Thereafter, he ceased his unintelligible rambling of the past. That is until Elida showed up at his home. It was easy to talk to Elida. Juan had known her grandfather, who was one of the fifteen who were killed during the massacre. Written history has it that it may have been Texas Rangers, or the Army, or both, that carried out the atrocious act.
I met Juan the following year, but I did not pressure him to speak about the massacre. Rather, I asked him if he had known Ranger Joe Sitter, and his alleged killer, Chico Cano. He replied that Sitter was a fine man, and that he camped outside the family home whenever he was in the area. Sitter, he said, gave his father a rifle that was taken by one of the masked men who helped round up the fifteen men and boys who were killed.
Juan did recognize the man who took the rifle, but he would not reveal his name. When I asked if Chico Cano had indeed killed Sitter, Juan gave me a secretive smile and said, “Adonde aprieta, no chorea.” (“It does not leak where squeezed.”) I took that to mean that I was not going to get anything specific from him.

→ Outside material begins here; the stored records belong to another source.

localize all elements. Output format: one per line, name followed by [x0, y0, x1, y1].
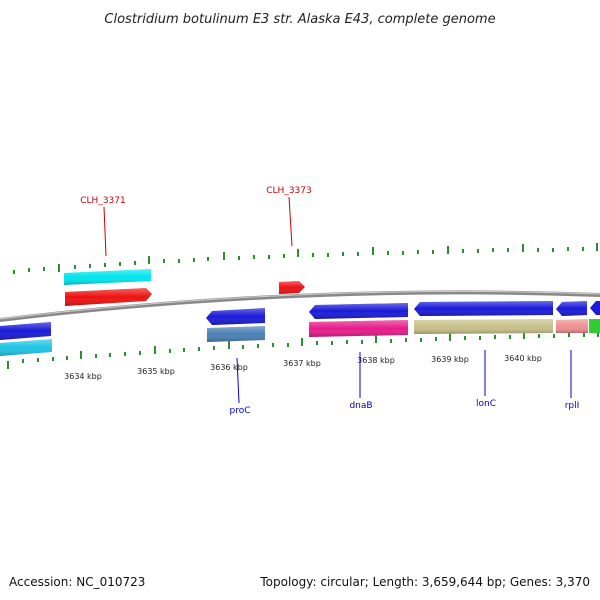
gene-feature[interactable]	[64, 269, 151, 285]
gene-feature[interactable]	[309, 320, 408, 337]
scale-label: 3638 kbp	[357, 356, 395, 365]
scale-label: 3635 kbp	[137, 367, 175, 376]
label-leaders	[103, 196, 572, 404]
gene-label-proc[interactable]: proC	[229, 406, 250, 416]
gene-feature-rpli[interactable]	[556, 301, 587, 316]
gene-label-lonc[interactable]: lonC	[476, 399, 496, 409]
gene-label-clh-3373[interactable]: CLH_3373	[266, 186, 311, 196]
gene-feature-proc[interactable]	[206, 308, 265, 325]
gene-feature[interactable]	[590, 301, 600, 315]
gene-feature-lonc[interactable]	[414, 301, 553, 316]
gene-feature[interactable]	[0, 339, 52, 356]
gene-feature[interactable]	[414, 319, 553, 334]
genome-backbone	[0, 290, 600, 322]
genome-backbone-highlight	[0, 290, 600, 320]
gene-feature[interactable]	[556, 319, 588, 333]
gene-label-dnab[interactable]: dnaB	[349, 401, 372, 411]
gene-label-clh-3371[interactable]: CLH_3371	[80, 196, 125, 206]
scale-label: 3639 kbp	[431, 355, 469, 364]
scale-label: 3640 kbp	[504, 354, 542, 363]
gene-feature[interactable]	[0, 322, 51, 340]
outer-tick-row	[13, 243, 598, 274]
outer-strand-features	[64, 269, 305, 306]
gene-feature[interactable]	[207, 326, 265, 342]
gene-feature-dnab[interactable]	[309, 303, 408, 319]
inner-tick-row	[7, 329, 599, 369]
scale-label: 3636 kbp	[210, 363, 248, 372]
topology-text: Topology: circular; Length: 3,659,644 bp…	[259, 575, 590, 589]
accession-text: Accession: NC_010723	[9, 575, 145, 589]
map-title: Clostridium botulinum E3 str. Alaska E43…	[104, 12, 495, 27]
gene-feature-clh-3373[interactable]	[279, 281, 305, 294]
inner-strand-features	[0, 301, 600, 356]
scale-label: 3634 kbp	[64, 372, 102, 381]
scale-label: 3637 kbp	[283, 359, 321, 368]
gene-feature-clh-3371[interactable]	[65, 288, 152, 306]
gene-label-rpli[interactable]: rplI	[565, 401, 580, 411]
gene-feature[interactable]	[589, 319, 600, 333]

Still a little later, I met Gode Davis who was working on an “American Lynchings” documentary. I told him about the Porvenir incident and introduced him to the family. He went to Odessa and filmed Juan’s recollections of the tragic incident. Sadly Gode has been unable to secure monetary support with which to complete his filming.
Juan Flores died at age 101. His last wish was to be buried at Porvenir because “That was where his umbilical cord was”.
footnote: Juan’s mother eventually lost her mind and ended up shooting herself through the heart.